Nigeria and South Africa are locked in a diplomatic row after Africa’s economic giant threw out 125 visitors from the West African country last week.
South African immigration officials accused the Nigerians of having “improper documentation of yellow fever cards.” And on Tuesday Nigeria reiterated by denying entry to 28 South Africans on the same grounds.
“We are also deporting them back to South Africa. The Presidency has been notified of this action,” a Nigerian immigration official told reporters on Tuesday. “We will no longer overlook certain procedures, which we have condoned in the spirit of African brotherhood.”
South Africa’s immigration department had insisted that it did not accept the certificates for yellow fever vaccination from the Nigerians because the signatures on them were irregular. Nigeria lodged a formal protest with Pretoria over the matter.
The West African country’s diplomats in South Africa also expressed dissatisfaction over the treatment of Nigerians in that country. They demanded that those deported be refunded the travel costs.
But whilst observes have already begun predicting a fall out between Africa’s two largest economies, reports of alleged ill-treatment of Nigerians in South Africa is not new.

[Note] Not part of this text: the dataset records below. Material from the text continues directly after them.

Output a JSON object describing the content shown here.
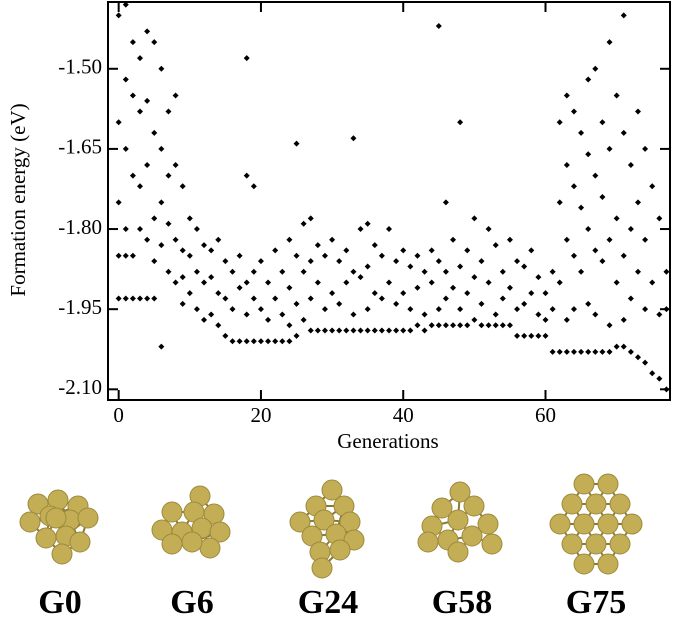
{
  "chart_data": {
    "type": "scatter",
    "xlabel": "Generations",
    "ylabel": "Formation energy (eV)",
    "xlim": [
      -1.5,
      77.5
    ],
    "ylim": [
      -2.12,
      -1.375
    ],
    "xticks": [
      0,
      20,
      40,
      60
    ],
    "yticks": [
      {
        "value": -1.5,
        "label": "-1.50"
      },
      {
        "value": -1.65,
        "label": "-1.65"
      },
      {
        "value": -1.8,
        "label": "-1.80"
      },
      {
        "value": -1.95,
        "label": "-1.95"
      },
      {
        "value": -2.1,
        "label": "-2.10"
      }
    ],
    "color": "#000000",
    "x": [
      0,
      0,
      0,
      0,
      0,
      1,
      1,
      1,
      1,
      1,
      1,
      2,
      2,
      2,
      2,
      2,
      3,
      3,
      3,
      3,
      3,
      4,
      4,
      4,
      4,
      4,
      5,
      5,
      5,
      5,
      5,
      6,
      6,
      6,
      6,
      6,
      7,
      7,
      7,
      7,
      8,
      8,
      8,
      8,
      9,
      9,
      9,
      9,
      10,
      10,
      10,
      11,
      11,
      11,
      12,
      12,
      12,
      13,
      13,
      13,
      14,
      14,
      14,
      15,
      15,
      15,
      16,
      16,
      16,
      17,
      17,
      17,
      18,
      18,
      18,
      18,
      18,
      19,
      19,
      19,
      19,
      20,
      20,
      20,
      21,
      21,
      21,
      22,
      22,
      22,
      23,
      23,
      23,
      24,
      24,
      24,
      24,
      25,
      25,
      25,
      25,
      26,
      26,
      26,
      27,
      27,
      27,
      27,
      28,
      28,
      28,
      29,
      29,
      29,
      30,
      30,
      30,
      31,
      31,
      31,
      32,
      32,
      32,
      33,
      33,
      33,
      33,
      34,
      34,
      34,
      35,
      35,
      35,
      35,
      36,
      36,
      36,
      37,
      37,
      37,
      38,
      38,
      38,
      39,
      39,
      39,
      40,
      40,
      40,
      41,
      41,
      41,
      42,
      42,
      42,
      43,
      43,
      43,
      44,
      44,
      44,
      45,
      45,
      45,
      45,
      46,
      46,
      46,
      46,
      47,
      47,
      47,
      48,
      48,
      48,
      48,
      49,
      49,
      49,
      50,
      50,
      50,
      51,
      51,
      51,
      52,
      52,
      52,
      53,
      53,
      53,
      54,
      54,
      54,
      55,
      55,
      55,
      56,
      56,
      56,
      57,
      57,
      57,
      58,
      58,
      58,
      59,
      59,
      59,
      60,
      60,
      60,
      61,
      61,
      61,
      62,
      62,
      62,
      62,
      63,
      63,
      63,
      63,
      63,
      64,
      64,
      64,
      64,
      64,
      65,
      65,
      65,
      65,
      66,
      66,
      66,
      66,
      66,
      67,
      67,
      67,
      67,
      67,
      68,
      68,
      68,
      68,
      69,
      69,
      69,
      69,
      69,
      70,
      70,
      70,
      70,
      71,
      71,
      71,
      71,
      71,
      72,
      72,
      72,
      72,
      73,
      73,
      73,
      73,
      74,
      74,
      74,
      74,
      75,
      75,
      75,
      76,
      76,
      76,
      77,
      77,
      77
    ],
    "y": [
      -1.4,
      -1.6,
      -1.75,
      -1.85,
      -1.93,
      -1.38,
      -1.52,
      -1.65,
      -1.8,
      -1.85,
      -1.93,
      -1.45,
      -1.55,
      -1.7,
      -1.85,
      -1.93,
      -1.48,
      -1.58,
      -1.72,
      -1.8,
      -1.93,
      -1.43,
      -1.56,
      -1.68,
      -1.82,
      -1.93,
      -1.45,
      -1.62,
      -1.78,
      -1.86,
      -1.93,
      -1.5,
      -1.65,
      -1.75,
      -1.83,
      -2.02,
      -1.58,
      -1.7,
      -1.79,
      -1.88,
      -1.55,
      -1.68,
      -1.82,
      -1.9,
      -1.72,
      -1.84,
      -1.89,
      -1.94,
      -1.78,
      -1.85,
      -1.92,
      -1.8,
      -1.88,
      -1.95,
      -1.83,
      -1.9,
      -1.97,
      -1.84,
      -1.89,
      -1.96,
      -1.82,
      -1.92,
      -1.98,
      -1.86,
      -1.93,
      -2.0,
      -1.88,
      -1.95,
      -2.01,
      -1.85,
      -1.91,
      -2.01,
      -1.48,
      -1.7,
      -1.9,
      -1.96,
      -2.01,
      -1.72,
      -1.88,
      -1.93,
      -2.01,
      -1.86,
      -1.95,
      -2.01,
      -1.9,
      -1.97,
      -2.01,
      -1.84,
      -1.93,
      -2.01,
      -1.88,
      -1.96,
      -2.01,
      -1.82,
      -1.91,
      -1.98,
      -2.01,
      -1.64,
      -1.85,
      -1.94,
      -2.0,
      -1.79,
      -1.88,
      -1.97,
      -1.78,
      -1.86,
      -1.93,
      -1.99,
      -1.83,
      -1.9,
      -1.99,
      -1.85,
      -1.95,
      -1.99,
      -1.82,
      -1.92,
      -1.99,
      -1.86,
      -1.94,
      -1.99,
      -1.84,
      -1.9,
      -1.99,
      -1.63,
      -1.88,
      -1.96,
      -1.99,
      -1.8,
      -1.89,
      -1.99,
      -1.79,
      -1.87,
      -1.95,
      -1.99,
      -1.83,
      -1.92,
      -1.99,
      -1.85,
      -1.93,
      -1.99,
      -1.8,
      -1.9,
      -1.99,
      -1.86,
      -1.94,
      -1.99,
      -1.84,
      -1.92,
      -1.99,
      -1.87,
      -1.95,
      -1.99,
      -1.85,
      -1.91,
      -1.98,
      -1.88,
      -1.96,
      -1.99,
      -1.84,
      -1.9,
      -1.98,
      -1.42,
      -1.86,
      -1.95,
      -1.98,
      -1.75,
      -1.88,
      -1.93,
      -1.98,
      -1.82,
      -1.91,
      -1.98,
      -1.6,
      -1.87,
      -1.95,
      -1.98,
      -1.84,
      -1.92,
      -1.98,
      -1.78,
      -1.89,
      -1.97,
      -1.86,
      -1.94,
      -1.98,
      -1.8,
      -1.9,
      -1.98,
      -1.83,
      -1.96,
      -1.98,
      -1.88,
      -1.93,
      -1.98,
      -1.82,
      -1.91,
      -1.98,
      -1.86,
      -1.95,
      -2.0,
      -1.87,
      -1.94,
      -2.0,
      -1.84,
      -1.92,
      -2.0,
      -1.89,
      -1.96,
      -2.0,
      -1.92,
      -1.97,
      -2.0,
      -1.88,
      -1.95,
      -2.03,
      -1.6,
      -1.75,
      -1.9,
      -2.03,
      -1.55,
      -1.68,
      -1.82,
      -1.97,
      -2.03,
      -1.58,
      -1.72,
      -1.85,
      -1.95,
      -2.03,
      -1.62,
      -1.76,
      -1.88,
      -2.03,
      -1.52,
      -1.66,
      -1.8,
      -1.94,
      -2.03,
      -1.5,
      -1.7,
      -1.84,
      -1.96,
      -2.03,
      -1.6,
      -1.74,
      -1.86,
      -2.03,
      -1.45,
      -1.65,
      -1.82,
      -1.98,
      -2.03,
      -1.55,
      -1.78,
      -1.9,
      -2.02,
      -1.4,
      -1.62,
      -1.85,
      -1.97,
      -2.02,
      -1.68,
      -1.8,
      -1.93,
      -2.03,
      -1.58,
      -1.75,
      -1.88,
      -2.04,
      -1.65,
      -1.82,
      -1.95,
      -2.05,
      -1.72,
      -1.9,
      -2.07,
      -1.78,
      -1.96,
      -2.08,
      -1.88,
      -1.95,
      -2.1
    ],
    "annotations": [
      "G0",
      "G6",
      "G24",
      "G58",
      "G75"
    ]
  }
}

Nigerian nationals are often depicted as criminals in high profile South Africa movies and have reportedly become targets of immigration and police scrutiny. And at one time former Nigerian President Olusegun Obasanjo was also forced to investigate the alleged abuse during a visit to South Africa.
High-profile victims of South African antagonism toward Nigerian visitors include Nobel laureate, Professor Wole Soyinka, who later received an official apology. Former Aviation minister, Kema Chikwe, was detained by immigration officials in 2001 who insisted that she must be vaccinated against yellow fever and quarantined.
Questions over the vanishing hospitality once shown by South Africa towards Nigerians in apparent appreciation for supporting the anti-apartheid movement abound in the aftermath of the controversy. But South Africans allege that Nigerian organised crime groups; mostly involved in illegal drug trafficking has grown over the years.
During the apartheid era in South Africa, the Nigerian government issued more than 300 passports to South Africans seeking to travel abroad as part of its support for the struggle.